2004年の僕らの重慶ツアーの記者会見の新聞のコピーだった!!!
「なんで?!」この人は日本が好きでGYPSY QUEENの新聞記事を持っていたという。そして、昨年の北京での公演も見ていたというのだ。狭い。狭すぎる。こんな所にもつながりがあったなんて。あまりにもの驚きでマッサージが気持ちよかったかどうかはすっかり忘れてしまったがまたの再会を約束して店を出た。「相約北京!」と。メンバーと合流してまずは興奮気味にその話を。みんな当然驚いている。でも、いいよね。音楽がきっかけで新しい出会いがある。素晴らしいことだと改めて思う。そして、CA421便、夕暮れの中タラップを上り僕らは日本に向かう。16:45北京を飛び立った。

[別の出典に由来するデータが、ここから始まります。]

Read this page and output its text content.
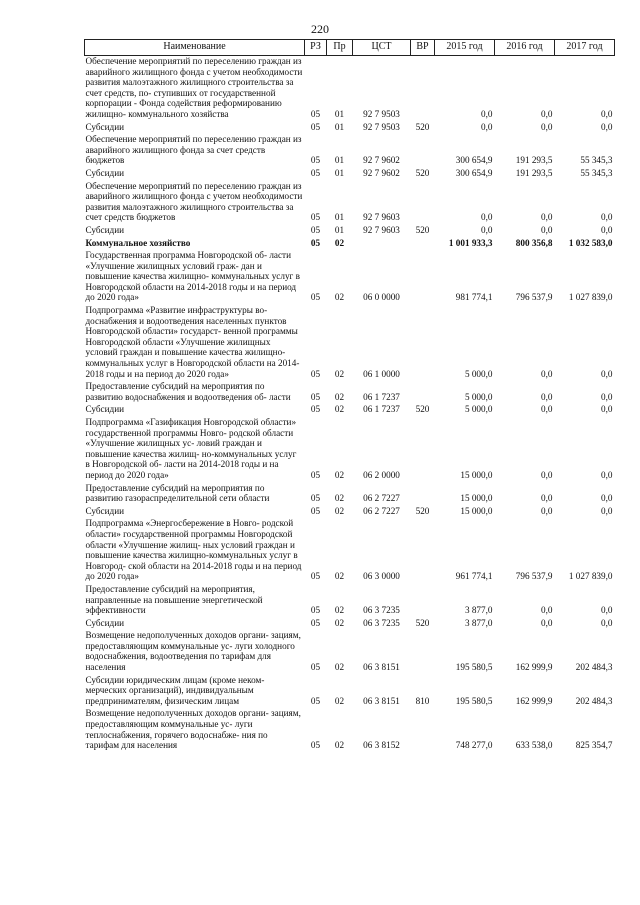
220
Наименование	РЗ	Пр	ЦСТ	ВР	2015 год	2016 год	2017 год
Обеспечение мероприятий по переселению граждан из аварийного жилищного фонда с учетом необходимости развития малоэтажного жилищного строительства за счет средств, по- ступивших от государственной корпорации - Фонда содействия реформированию жилищно- коммунального хозяйства	05	01	92 7 9503		0,0	0,0	0,0
Субсидии	05	01	92 7 9503	520	0,0	0,0	0,0
Обеспечение мероприятий по переселению граждан из аварийного жилищного фонда за счет средств бюджетов	05	01	92 7 9602		300 654,9	191 293,5	55 345,3
Субсидии	05	01	92 7 9602	520	300 654,9	191 293,5	55 345,3
Обеспечение мероприятий по переселению граждан из аварийного жилищного фонда с учетом необходимости развития малоэтажного жилищного строительства за счет средств бюджетов	05	01	92 7 9603		0,0	0,0	0,0
Субсидии	05	01	92 7 9603	520	0,0	0,0	0,0
Коммунальное хозяйство	05	02			1 001 933,3	800 356,8	1 032 583,0
Государственная программа Новгородской об- ласти «Улучшение жилищных условий граж- дан и повышение качества жилищно- коммунальных услуг в Новгородской области на 2014-2018 годы и на период до 2020 года»	05	02	06 0 0000		981 774,1	796 537,9	1 027 839,0
Подпрограмма «Развитие инфраструктуры во- доснабжения и водоотведения населенных пунктов Новгородской области» государст- венной программы Новгородской области «Улучшение жилищных условий граждан и повышение качества жилищно-коммунальных услуг в Новгородской области на 2014-2018 годы и на период до 2020 года»	05	02	06 1 0000		5 000,0	0,0	0,0
Предоставление субсидий на мероприятия по развитию водоснабжения и водоотведения об- ласти	05	02	06 1 7237		5 000,0	0,0	0,0
Субсидии	05	02	06 1 7237	520	5 000,0	0,0	0,0
Подпрограмма «Газификация Новгородской области» государственной программы Новго- родской области «Улучшение жилищных ус- ловий граждан и повышение качества жилищ- но-коммунальных услуг в Новгородской об- ласти на 2014-2018 годы и на период до 2020 года»	05	02	06 2 0000		15 000,0	0,0	0,0
Предоставление субсидий на мероприятия по развитию газораспределительной сети области	05	02	06 2 7227		15 000,0	0,0	0,0
Субсидии	05	02	06 2 7227	520	15 000,0	0,0	0,0
Подпрограмма «Энергосбережение в Новго- родской области» государственной программы Новгородской области «Улучшение жилищ- ных условий граждан и повышение качества жилищно-коммунальных услуг в Новгород- ской области на 2014-2018 годы и на период до 2020 года»	05	02	06 3 0000		961 774,1	796 537,9	1 027 839,0
Предоставление субсидий на мероприятия, направленные на повышение энергетической эффективности	05	02	06 3 7235		3 877,0	0,0	0,0
Субсидии	05	02	06 3 7235	520	3 877,0	0,0	0,0
Возмещение недополученных доходов органи- зациям, предоставляющим коммунальные ус- луги холодного водоснабжения, водоотведения по тарифам для населения	05	02	06 3 8151		195 580,5	162 999,9	202 484,3
Субсидии юридическим лицам (кроме неком- мерческих организаций), индивидуальным предпринимателям, физическим лицам	05	02	06 3 8151	810	195 580,5	162 999,9	202 484,3
Возмещение недополученных доходов органи- зациям, предоставляющим коммунальные ус- луги теплоснабжения, горячего водоснабже- ния по тарифам для населения	05	02	06 3 8152		748 277,0	633 538,0	825 354,7
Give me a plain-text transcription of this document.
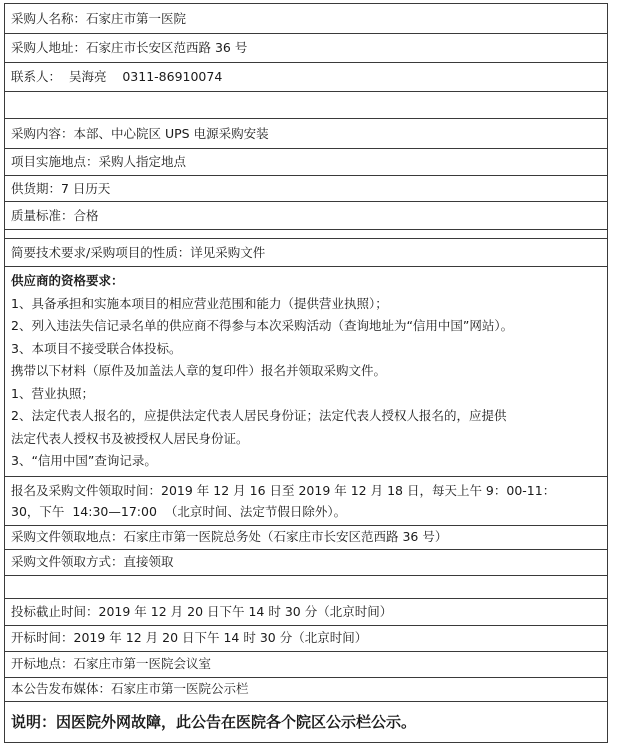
采购人名称：石家庄市第一医院
采购人地址：石家庄市长安区范西路 36 号
联系人：  吴海亮    0311-86910074
采购内容：本部、中心院区 UPS 电源采购安装
项目实施地点：采购人指定地点
供货期：7 日历天
质量标准：合格
简要技术要求/采购项目的性质：详见采购文件
供应商的资格要求：
1、具备承担和实施本项目的相应营业范围和能力（提供营业执照）；
2、列入违法失信记录名单的供应商不得参与本次采购活动（查询地址为“信用中国”网站）。
3、本项目不接受联合体投标。
携带以下材料（原件及加盖法人章的复印件）报名并领取采购文件。
1、营业执照；
2、法定代表人报名的，应提供法定代表人居民身份证；法定代表人授权人报名的，应提供
法定代表人授权书及被授权人居民身份证。
3、“信用中国”查询记录。
报名及采购文件领取时间：2019 年 12 月 16 日至 2019 年 12 月 18 日，每天上午 9：00-11：
30，下午  14:30—17:00  （北京时间、法定节假日除外）。
采购文件领取地点：石家庄市第一医院总务处（石家庄市长安区范西路 36 号）
采购文件领取方式：直接领取
投标截止时间：2019 年 12 月 20 日下午 14 时 30 分（北京时间）
开标时间：2019 年 12 月 20 日下午 14 时 30 分（北京时间）
开标地点：石家庄市第一医院会议室
本公告发布媒体：石家庄市第一医院公示栏
说明：因医院外网故障，此公告在医院各个院区公示栏公示。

第四章1幕はここで閉じることになる。 これだけ続けてきていても毎回新しい驚きを感じる。それは世の中が進歩しているから当たり前かもしれない。過去にとどまっていては古くなるのは当然。最先端の発展を遂げている中国と付き合おうと思えばそのスピード感に追い付かなければ始まらない。今回もまた会いたい人が増えた。それも増殖的にたくさんの縁を作ることができた。音楽が何かの役に立つことは誰しもがわかることだ。そしてその力がものすごいことを僕らはよく知っている。来年国交回復40周年を迎える日本と中国。30周年の2002年とはすべてが変わっている。時流に合わせたやり方でこの40周年に乗ろう。そして、もっともっとたくさんの仲間とたくさんの絆を作っていこう。
小さな糸のコヨリはすでも十分に大きくなってきた。待ってくれている人もどんどん増えてきた。さあ、勢いをつけてまた会いたい人の所に会いに行こうじゃないか!